O
Blog Paladar, do Estadão, ouviu especialistas, representantes de órgãos
do governo e chefs para recolher sugestões de ações capazes de dar à
cozinha brasileira o lugar de destaque merecido.
A
vitória da brasileira Giovanna Grossi na etapa latino-americana do
Bocuse D’Or, a Copa gastronômica, em fevereiro no México, reaqueceu uma
antiga discussão: a falta de apoio à gastronomia no País. Giovanna
treinou por meses sem patrocínio e levou ingredientes na mala para sua
apresentação. Repetiu o que muitos chefs profissionais enfrentam há
anos.
A gastronomia brasileira vive o
conhecido drama de ser a promessa da vez, mas nunca chegar lá. O Paladar
ouviu especialistas, representantes dos órgãos de governo que trabalham
na promoção do Brasil, como Apex, Ministério do Turismo e a Embratur,
além de chefs, para mapear os obstáculos e recolher sugestões de ações
capazes de dar à cozinha brasileira o lugar merecido.
Qualquer
ação deve envolver os setores público e privado, além de planejamento e
apostas fortes. Nisso todo mundo concorda. Com a grande dimensão e a
variedade cultural do Brasil, os especialistas dizem que é preciso
eleger um símbolo, uma marca, que sirva de porta de entrada. Foi isso o
que fez o Peru com o ceviche.
Planejamento,
investimento e envolvimento de organismos setoriais transformaram a
gastronomia em grande atrativo turístico da Espanha. Os espanhóis
souberam mostrar ao mundo desde seus produtos artesanais tradicionais
aos mais ousados pratos da cozinha contemporânea molecular.
Por
aqui, ainda não encontramos um meio eficaz de promover cozinheiros,
técnicas, produtos tradicionais.

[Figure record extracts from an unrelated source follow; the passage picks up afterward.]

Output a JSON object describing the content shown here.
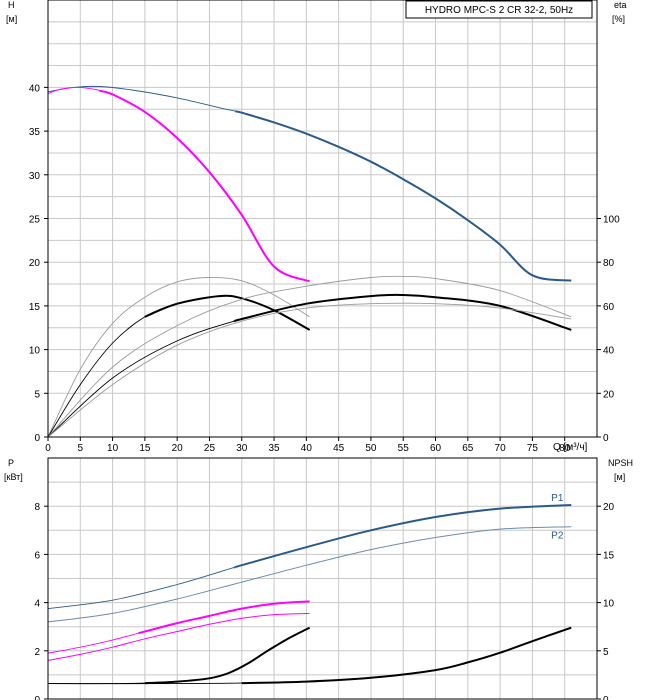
{
  "chart_data": [
    {
      "type": "line",
      "title": "HYDRO MPC-S 2 CR 32-2, 50Hz",
      "xlabel": "Q [м³/ч]",
      "xlim": [
        0,
        85
      ],
      "x_ticks": [
        0,
        5,
        10,
        15,
        20,
        25,
        30,
        35,
        40,
        45,
        50,
        55,
        60,
        65,
        70,
        75,
        80
      ],
      "y_left_label": [
        "H",
        "[м]"
      ],
      "y_left_lim": [
        0,
        50
      ],
      "y_left_ticks": [
        0,
        5,
        10,
        15,
        20,
        25,
        30,
        35,
        40
      ],
      "y_right_label": [
        "eta",
        "[%]"
      ],
      "y_right_lim": [
        0,
        200
      ],
      "y_right_ticks": [
        0,
        20,
        40,
        60,
        80,
        100
      ],
      "grid": true,
      "colors": {
        "blue": "#2b5a8a",
        "blue_thin": "#6a8cb0",
        "magenta": "#ff00ff",
        "black": "#000000",
        "gray": "#9a9a9a"
      },
      "series": [
        {
          "axis": "left",
          "color": "blue",
          "thin_until": 29,
          "x": [
            0,
            4,
            8,
            13,
            20,
            27,
            30,
            35,
            40,
            45,
            50,
            55,
            60,
            65,
            70,
            75,
            81
          ],
          "y": [
            39.5,
            40,
            40.1,
            39.7,
            38.8,
            37.6,
            37.1,
            36,
            34.7,
            33.2,
            31.5,
            29.5,
            27.3,
            24.8,
            22,
            18.5,
            17.9
          ]
        },
        {
          "axis": "left",
          "color": "magenta",
          "thin_until": 8,
          "x": [
            0,
            2,
            4.5,
            7,
            10,
            15,
            20,
            25,
            30,
            35,
            40.5
          ],
          "y": [
            39.3,
            39.8,
            40,
            39.8,
            39.2,
            37.2,
            34.2,
            30.3,
            25.4,
            19.5,
            17.8
          ]
        },
        {
          "axis": "right",
          "color": "gray",
          "x": [
            0,
            5,
            10,
            15,
            20,
            25,
            30,
            35,
            40.5
          ],
          "y": [
            0,
            31,
            52,
            64,
            71,
            73,
            71.5,
            65,
            55
          ]
        },
        {
          "axis": "right",
          "color": "black",
          "thin_until": 15,
          "x": [
            0,
            5,
            10,
            15,
            20,
            26.5,
            30,
            35,
            40.5
          ],
          "y": [
            0,
            24,
            43,
            55,
            61,
            64.5,
            63.5,
            58,
            49
          ]
        },
        {
          "axis": "right",
          "color": "gray",
          "x": [
            0,
            10,
            20,
            30,
            40,
            50,
            55,
            60,
            70,
            81
          ],
          "y": [
            0,
            32,
            51,
            63,
            69,
            73,
            73.5,
            72.5,
            67,
            55
          ]
        },
        {
          "axis": "right",
          "color": "black",
          "thin_until": 29,
          "x": [
            0,
            10,
            20,
            30,
            40,
            50,
            55,
            60,
            70,
            81
          ],
          "y": [
            0,
            27,
            44,
            54,
            61,
            64.5,
            65,
            64,
            60,
            49
          ]
        },
        {
          "axis": "right",
          "color": "gray",
          "x": [
            0,
            10,
            20,
            30,
            40,
            50,
            60,
            70,
            81
          ],
          "y": [
            0,
            24,
            42,
            53,
            59,
            61,
            61,
            59,
            54
          ]
        }
      ]
    },
    {
      "type": "line",
      "xlim": [
        0,
        85
      ],
      "y_left_label": [
        "P",
        "[кВт]"
      ],
      "y_left_lim": [
        0,
        10
      ],
      "y_left_ticks": [
        0,
        2,
        4,
        6,
        8
      ],
      "y_right_label": [
        "NPSH",
        "[м]"
      ],
      "y_right_lim": [
        0,
        25
      ],
      "y_right_ticks": [
        0,
        5,
        10,
        15,
        20
      ],
      "grid": true,
      "series": [
        {
          "name": "P1",
          "axis": "left",
          "color": "blue",
          "thin_until": 29,
          "x": [
            0,
            10,
            20,
            30,
            40,
            50,
            60,
            70,
            81
          ],
          "y": [
            3.75,
            4.1,
            4.75,
            5.55,
            6.3,
            7,
            7.55,
            7.9,
            8.05
          ]
        },
        {
          "name": "P2",
          "axis": "left",
          "color": "blue_thin",
          "x": [
            0,
            10,
            20,
            30,
            40,
            50,
            60,
            70,
            81
          ],
          "y": [
            3.2,
            3.55,
            4.15,
            4.85,
            5.55,
            6.2,
            6.7,
            7.05,
            7.15
          ]
        },
        {
          "axis": "left",
          "color": "magenta",
          "thin_until": 14,
          "x": [
            0,
            5,
            10,
            15,
            20,
            25,
            30,
            35,
            40.5
          ],
          "y": [
            1.9,
            2.15,
            2.45,
            2.8,
            3.15,
            3.45,
            3.75,
            3.95,
            4.05
          ]
        },
        {
          "axis": "left",
          "color": "magenta",
          "thin": true,
          "x": [
            0,
            5,
            10,
            15,
            20,
            25,
            30,
            35,
            40.5
          ],
          "y": [
            1.6,
            1.85,
            2.15,
            2.5,
            2.8,
            3.1,
            3.35,
            3.5,
            3.55
          ]
        },
        {
          "axis": "right",
          "color": "black",
          "thin_until": 15,
          "x": [
            0,
            10,
            15,
            20,
            25,
            28,
            31,
            34,
            37,
            40.5
          ],
          "y": [
            1.6,
            1.6,
            1.65,
            1.8,
            2.15,
            2.7,
            3.7,
            5,
            6.2,
            7.4
          ]
        },
        {
          "axis": "right",
          "color": "black",
          "thin_until": 30,
          "x": [
            0,
            20,
            30,
            40,
            50,
            60,
            65,
            70,
            75,
            81
          ],
          "y": [
            1.6,
            1.6,
            1.65,
            1.8,
            2.2,
            3,
            3.8,
            4.8,
            6,
            7.4
          ]
        }
      ]
    }
  ]
}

Nem aqui dentro nem no exterior. “O
Peru é muito conhecido, mas o Brasil é mais forte na gastronomia – é o
único país latino-americano que tem edição do Guia Michelin, por
exemplo, mas não tira proveito disso”, diz Alex Atala. “É incrível que
as pessoas pelo mundo ainda achem que a tapioca, que está na base de
nossa cozinha, é asiática...”, ressalta.
A
valorização dos produtos nacionais deve começar pela revisão da
legislação: muitos dos maiores patrimônios da cozinha não podem ser
vendidos por falta de regulamentação, caso do mel de abelhas nativas e
de queijos de leite cru.
O chef Alex Atala, do D.O.M
"O
problema já começa quando o taxista recomenda ao turista um restaurante
francês... Não existe turismo sem gastronomia nem gastronomia sem
turismo" –Alex Atala
Nos países bem
sucedidos na promoção da gastronomia, as iniciativas são coordenadas por
órgãos governamentais ligados ao Ministério das Relações Exteriores.
Mas contam também com ampla participação de iniciativa privada e de
órgãos setoriais, como os de produtores de vinho de determinada região,
de fabricantes de embutidos de outra etc.
Por
aqui, a situação ainda está longe disso. Um bom exemplo é o do chef
Rodrigo Oliveira, do Mocotó, que divulga a cozinha brasileira mundo
afora, mas em grande parte das vezes viajou a convite de outros países.
No ano passado, representou o País na Expo Milão – e foi patrocinado
pela feira.
“Há uns quatro anos, fui para o
Chile convidado pelo governo chileno. De lá para cá, anualmente, me
chamam para fazer jantares para chilenos aqui no Brasil”, diz Rodrigo.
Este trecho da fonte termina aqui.